Santiago Hermitaño Casimiro, junto a su hermana en una fiesta en Honor a San Santiago en Lima, en el año 2007 |
EL ENCUENTRO
Dedicado a: Reyno Hermitaño Casimiro
con motivo de su partida inevitable.
Dedicado a: Reyno Hermitaño Casimiro
con motivo de su partida inevitable.
Entre el recodo abrupto del camino a La Palma, se bifurcan dos sendas angostas, pedregosas; Una hacia la parte baja del río y otra serpentina hacía lo alto de la montaña. Allí dos hombres se entrecruzaron en medio de un amanecer sombrío; cúmulos de nubes algodonados, semioscuros brillaban anunciando una lluvia tenaz, prolongada.
Ambos llevaban prisa que no les dio tiempo para hacer un alto y saludarse; apenas si se miraron y con la vista uno de ellos asintió un leve reconocimiento que muy pronto el fuerte chirriar de los grillos hicieron olvidar.

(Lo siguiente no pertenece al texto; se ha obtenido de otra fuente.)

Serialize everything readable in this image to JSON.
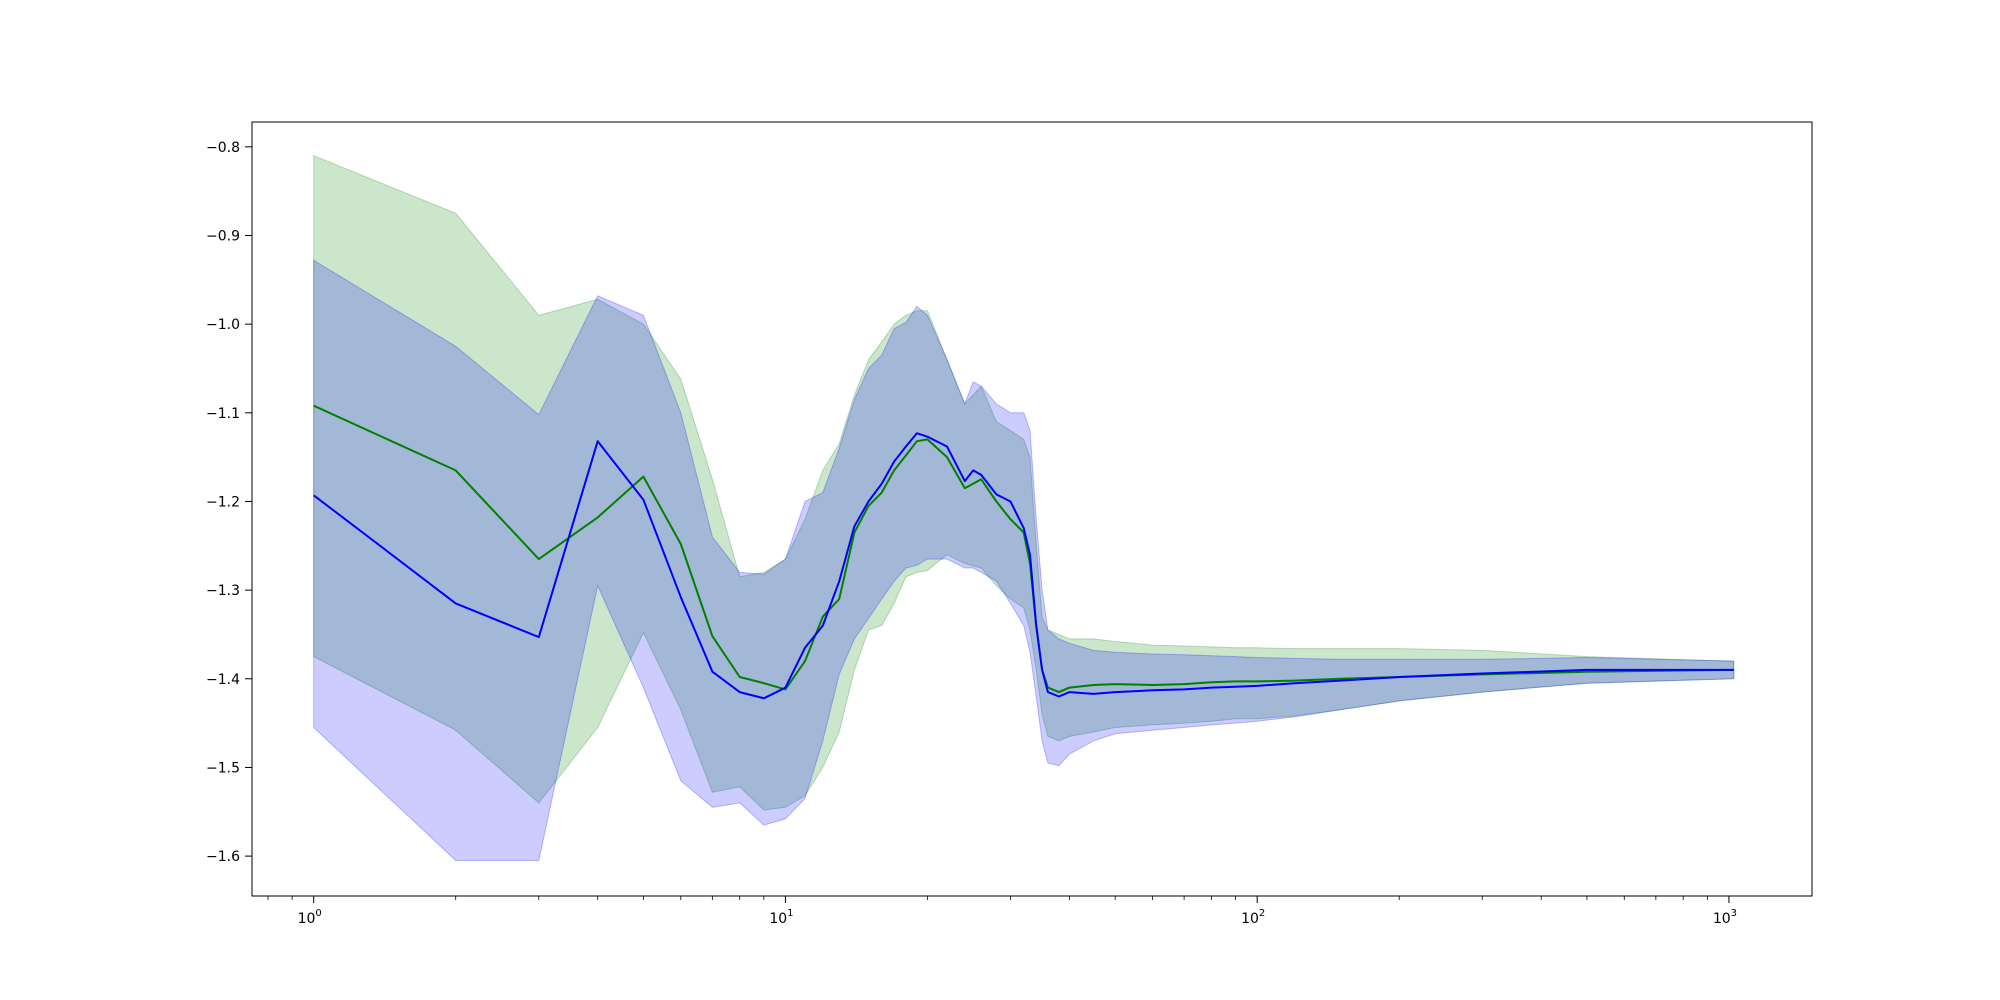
{
  "chart_data": {
    "type": "line",
    "xscale": "log",
    "xlim": [
      0.74,
      1500
    ],
    "ylim": [
      -1.645,
      -0.772
    ],
    "grid": false,
    "legend": "none",
    "title": "",
    "xlabel": "",
    "ylabel": "",
    "x_ticks": [
      {
        "value": 1,
        "base": "10",
        "exp": "0"
      },
      {
        "value": 10,
        "base": "10",
        "exp": "1"
      },
      {
        "value": 100,
        "base": "10",
        "exp": "2"
      },
      {
        "value": 1000,
        "base": "10",
        "exp": "3"
      }
    ],
    "y_ticks": [
      {
        "value": -0.8,
        "label": "−0.8"
      },
      {
        "value": -0.9,
        "label": "−0.9"
      },
      {
        "value": -1.0,
        "label": "−1.0"
      },
      {
        "value": -1.1,
        "label": "−1.1"
      },
      {
        "value": -1.2,
        "label": "−1.2"
      },
      {
        "value": -1.3,
        "label": "−1.3"
      },
      {
        "value": -1.4,
        "label": "−1.4"
      },
      {
        "value": -1.5,
        "label": "−1.5"
      },
      {
        "value": -1.6,
        "label": "−1.6"
      }
    ],
    "series": [
      {
        "color": "#008000",
        "fill_color": "#008000",
        "fill_opacity": 0.2,
        "x": [
          1,
          2,
          3,
          4,
          5,
          6,
          7,
          8,
          9,
          10,
          11,
          12,
          13,
          14,
          15,
          16,
          17,
          18,
          19,
          20,
          22,
          24,
          26,
          28,
          30,
          32,
          33,
          34,
          35,
          36,
          38,
          40,
          45,
          50,
          60,
          70,
          80,
          90,
          100,
          120,
          150,
          200,
          300,
          500,
          1024
        ],
        "mean": [
          -1.092,
          -1.165,
          -1.265,
          -1.218,
          -1.172,
          -1.248,
          -1.352,
          -1.398,
          -1.405,
          -1.412,
          -1.38,
          -1.33,
          -1.31,
          -1.235,
          -1.205,
          -1.19,
          -1.165,
          -1.148,
          -1.132,
          -1.13,
          -1.15,
          -1.185,
          -1.175,
          -1.2,
          -1.22,
          -1.235,
          -1.27,
          -1.34,
          -1.39,
          -1.41,
          -1.415,
          -1.41,
          -1.407,
          -1.406,
          -1.407,
          -1.406,
          -1.404,
          -1.403,
          -1.403,
          -1.402,
          -1.4,
          -1.398,
          -1.395,
          -1.392,
          -1.39
        ],
        "upper": [
          -0.81,
          -0.875,
          -0.99,
          -0.972,
          -1.0,
          -1.062,
          -1.175,
          -1.285,
          -1.28,
          -1.265,
          -1.22,
          -1.165,
          -1.135,
          -1.08,
          -1.04,
          -1.02,
          -1.0,
          -0.99,
          -0.985,
          -0.985,
          -1.04,
          -1.09,
          -1.07,
          -1.11,
          -1.12,
          -1.13,
          -1.15,
          -1.25,
          -1.33,
          -1.345,
          -1.35,
          -1.355,
          -1.355,
          -1.358,
          -1.362,
          -1.363,
          -1.364,
          -1.365,
          -1.365,
          -1.366,
          -1.366,
          -1.366,
          -1.368,
          -1.375,
          -1.38
        ],
        "lower": [
          -1.375,
          -1.458,
          -1.54,
          -1.455,
          -1.348,
          -1.435,
          -1.528,
          -1.522,
          -1.548,
          -1.545,
          -1.532,
          -1.5,
          -1.46,
          -1.39,
          -1.345,
          -1.34,
          -1.315,
          -1.285,
          -1.28,
          -1.278,
          -1.26,
          -1.27,
          -1.275,
          -1.295,
          -1.31,
          -1.32,
          -1.345,
          -1.39,
          -1.44,
          -1.465,
          -1.47,
          -1.465,
          -1.46,
          -1.455,
          -1.452,
          -1.45,
          -1.448,
          -1.445,
          -1.445,
          -1.442,
          -1.435,
          -1.425,
          -1.415,
          -1.405,
          -1.4
        ]
      },
      {
        "color": "#0000ff",
        "fill_color": "#0000ff",
        "fill_opacity": 0.2,
        "x": [
          1,
          2,
          3,
          4,
          5,
          6,
          7,
          8,
          9,
          10,
          11,
          12,
          13,
          14,
          15,
          16,
          17,
          18,
          19,
          20,
          22,
          24,
          25,
          26,
          28,
          30,
          32,
          33,
          34,
          35,
          36,
          38,
          40,
          45,
          50,
          60,
          70,
          80,
          90,
          100,
          120,
          150,
          200,
          300,
          500,
          1024
        ],
        "mean": [
          -1.193,
          -1.315,
          -1.353,
          -1.132,
          -1.198,
          -1.308,
          -1.392,
          -1.415,
          -1.422,
          -1.41,
          -1.365,
          -1.34,
          -1.29,
          -1.228,
          -1.2,
          -1.18,
          -1.155,
          -1.138,
          -1.123,
          -1.127,
          -1.138,
          -1.177,
          -1.165,
          -1.17,
          -1.192,
          -1.2,
          -1.23,
          -1.26,
          -1.34,
          -1.39,
          -1.415,
          -1.42,
          -1.415,
          -1.417,
          -1.415,
          -1.413,
          -1.412,
          -1.41,
          -1.409,
          -1.408,
          -1.405,
          -1.402,
          -1.398,
          -1.394,
          -1.39,
          -1.39
        ],
        "upper": [
          -0.928,
          -1.025,
          -1.102,
          -0.968,
          -0.99,
          -1.1,
          -1.24,
          -1.28,
          -1.282,
          -1.265,
          -1.2,
          -1.19,
          -1.14,
          -1.085,
          -1.05,
          -1.035,
          -1.005,
          -0.998,
          -0.98,
          -0.99,
          -1.04,
          -1.09,
          -1.065,
          -1.07,
          -1.09,
          -1.1,
          -1.1,
          -1.12,
          -1.22,
          -1.3,
          -1.345,
          -1.355,
          -1.36,
          -1.368,
          -1.37,
          -1.372,
          -1.373,
          -1.374,
          -1.375,
          -1.376,
          -1.377,
          -1.378,
          -1.378,
          -1.378,
          -1.376,
          -1.38
        ],
        "lower": [
          -1.455,
          -1.605,
          -1.605,
          -1.295,
          -1.41,
          -1.515,
          -1.545,
          -1.54,
          -1.565,
          -1.558,
          -1.535,
          -1.47,
          -1.395,
          -1.355,
          -1.332,
          -1.31,
          -1.29,
          -1.275,
          -1.272,
          -1.265,
          -1.265,
          -1.275,
          -1.275,
          -1.28,
          -1.29,
          -1.315,
          -1.34,
          -1.37,
          -1.42,
          -1.47,
          -1.495,
          -1.498,
          -1.485,
          -1.47,
          -1.462,
          -1.458,
          -1.455,
          -1.452,
          -1.45,
          -1.448,
          -1.443,
          -1.435,
          -1.425,
          -1.415,
          -1.405,
          -1.4
        ]
      }
    ]
  }
}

El primero de ellos era joven y bajaba trémulo a grandes pasos con la cara desencajada por la angustia. Hacia semanas que por su trabajo en la mina no sabia nada de su esposa que se encontraba en días de parto, era primeriza y vivían lejos del poblado más cercano, y eso le preocupaba. En cambio el segundo caminante, maduro era diferente; subía con pasos calculados y en su mirada profunda dejaba entrever malicia que su rostro cetrino no podía ocultar.

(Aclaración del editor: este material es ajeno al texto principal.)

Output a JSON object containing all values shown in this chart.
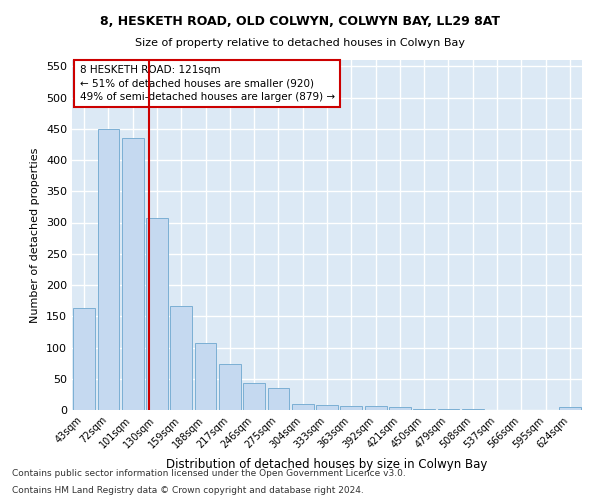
{
  "title1": "8, HESKETH ROAD, OLD COLWYN, COLWYN BAY, LL29 8AT",
  "title2": "Size of property relative to detached houses in Colwyn Bay",
  "xlabel": "Distribution of detached houses by size in Colwyn Bay",
  "ylabel": "Number of detached properties",
  "categories": [
    "43sqm",
    "72sqm",
    "101sqm",
    "130sqm",
    "159sqm",
    "188sqm",
    "217sqm",
    "246sqm",
    "275sqm",
    "304sqm",
    "333sqm",
    "363sqm",
    "392sqm",
    "421sqm",
    "450sqm",
    "479sqm",
    "508sqm",
    "537sqm",
    "566sqm",
    "595sqm",
    "624sqm"
  ],
  "values": [
    163,
    450,
    435,
    307,
    166,
    107,
    74,
    43,
    35,
    10,
    8,
    7,
    7,
    5,
    1,
    1,
    1,
    0,
    0,
    0,
    5
  ],
  "bar_color": "#c5d9f0",
  "bar_edge_color": "#7bafd4",
  "annotation_text": "8 HESKETH ROAD: 121sqm\n← 51% of detached houses are smaller (920)\n49% of semi-detached houses are larger (879) →",
  "annotation_box_color": "#ffffff",
  "annotation_box_edge": "#cc0000",
  "background_color": "#dce9f5",
  "grid_color": "#ffffff",
  "ylim": [
    0,
    560
  ],
  "yticks": [
    0,
    50,
    100,
    150,
    200,
    250,
    300,
    350,
    400,
    450,
    500,
    550
  ],
  "footer1": "Contains HM Land Registry data © Crown copyright and database right 2024.",
  "footer2": "Contains public sector information licensed under the Open Government Licence v3.0."
}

La lluvia amenguó un poco su gravitante poder y el efecto deslumbrante de los primeros rayos exacerbaron el ánimo ponderado de los hombres. En horas de la tarde la calma retornó lo que permitió que la gente se hiciera nuevamente al campo. En esta circunstancia los dos hombres volvieron a encontrarse entre el lodazal intransitable de una peligrosa ladera que la casualidad los volvía a juntar.

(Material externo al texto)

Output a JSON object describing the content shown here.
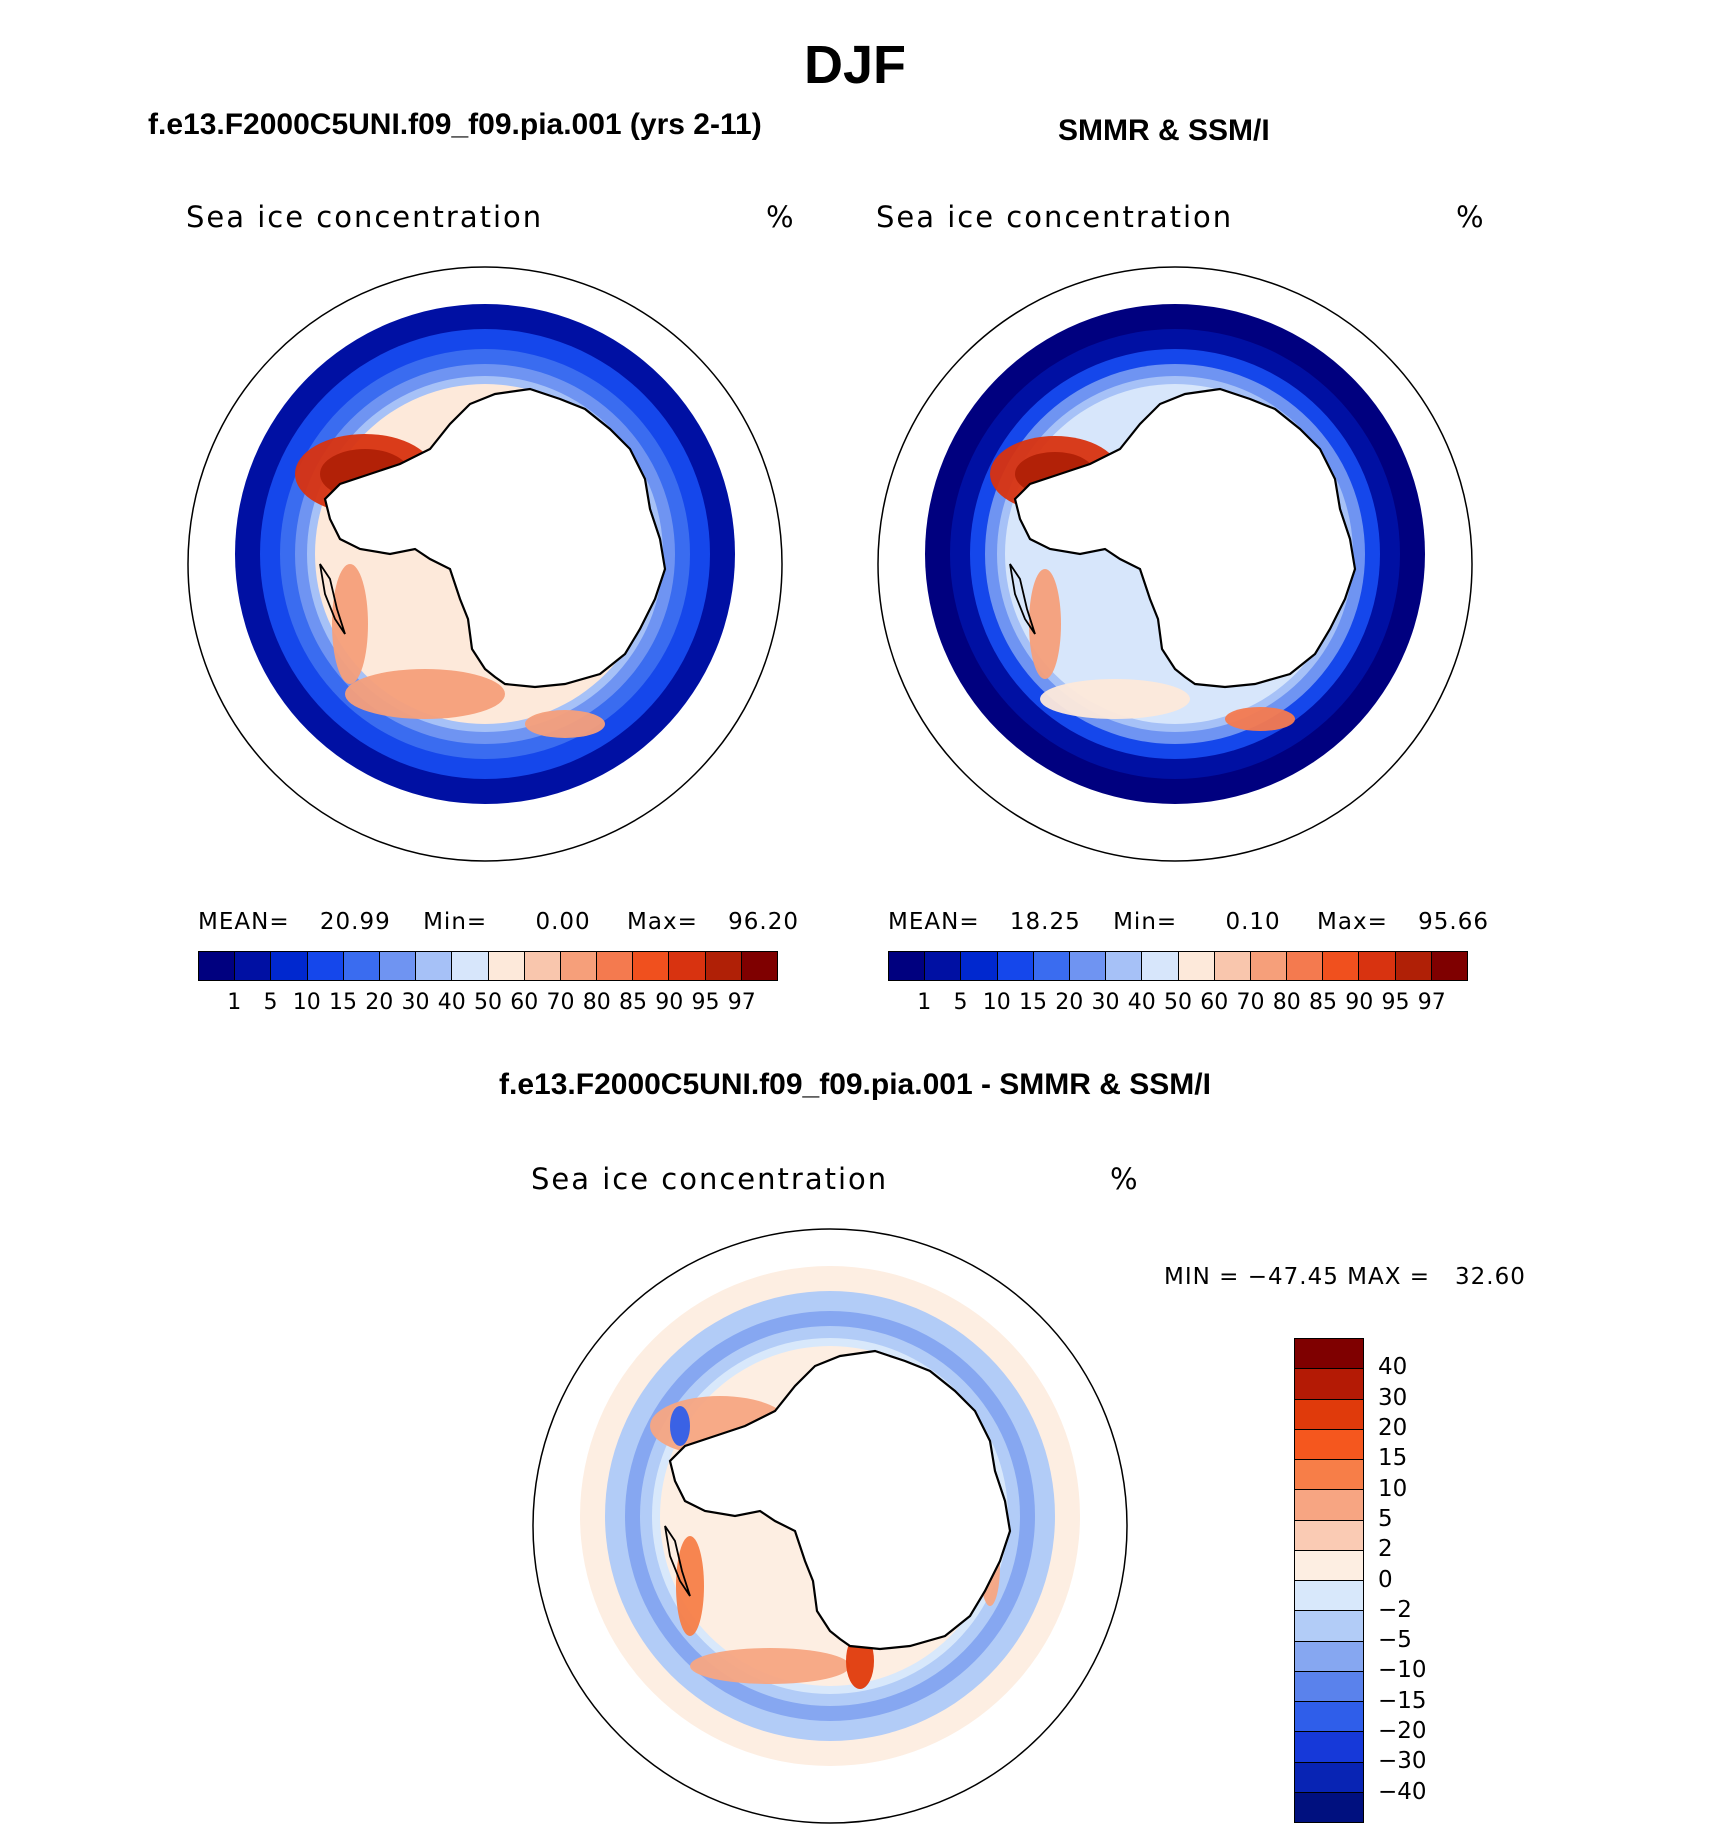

Eran los mismos viajeros que horas antes se habían cruzado, pero esta vez, uno venía borracho, encharcado de lodo con la mirada absorta, perdida; en cambio el mozo tenía el caminar lento con los ojos llorosos y el espíritu abatido.
Ambos se reconocieron e hicieron un alto forzoso en medio de un roquedal que cómo cornisa los protegía de la lluvia; hubo un primer silencio que el más viejo balbuceante, rompió;
.- ¡Soy un desgraciado ... maté a mi mujer y a su amante, porque los
Encontré durmiendo juntos... ¡
Volvió el silencio a cubrir todo el contorno agreste que los rodeaba;
Entonces, botella en mano el primero y casi cayéndose le ofreció un trago de licor al joven minero, qué cómo un autómata recibió, y sin mediar palabra alguna se lo llevó a la boca hasta secarlo en medio de gruesas lágrimas que cubrían sus grandes ojos negros, se recostó a una roca y levantando la mano con voz entrecortada, dijo:
.- ¡Yo soy otro desgraciado, llegué a mi casa justo cuando estaban
Velando a mi pobre esposa... ¡
Está confesión inusual tranquilizó un poco el ánimo ya que habían desfogado inconscientemente su desgracia que los unía, identificándose ambos como unos hombres marcados por la desdicha. Entablaron una breve conversación y comenzaron a caminar lentamente en una misma dirección; buscaban más alcohol. Muy cerca de allí se detuvieron para comprar en un pequeño “tambo” el
Bálsamo que calmara sus penas y sufrimiento.
Minutos después, ambos apenas podían sostenerse abrazados, caían y se levantaban hasta que sorpresivamente apareció un tropel de caballos en veloz carrera por la parte curva más estrecha del camino que no les dio tiempo para guarecerse y evitar el peligro: ambos fueron pisados y barridos, cayendo en el inevitable y profundo cause del río que fue la tumba para los infortunados hombres que el tiempo y el destino juntó para siempre.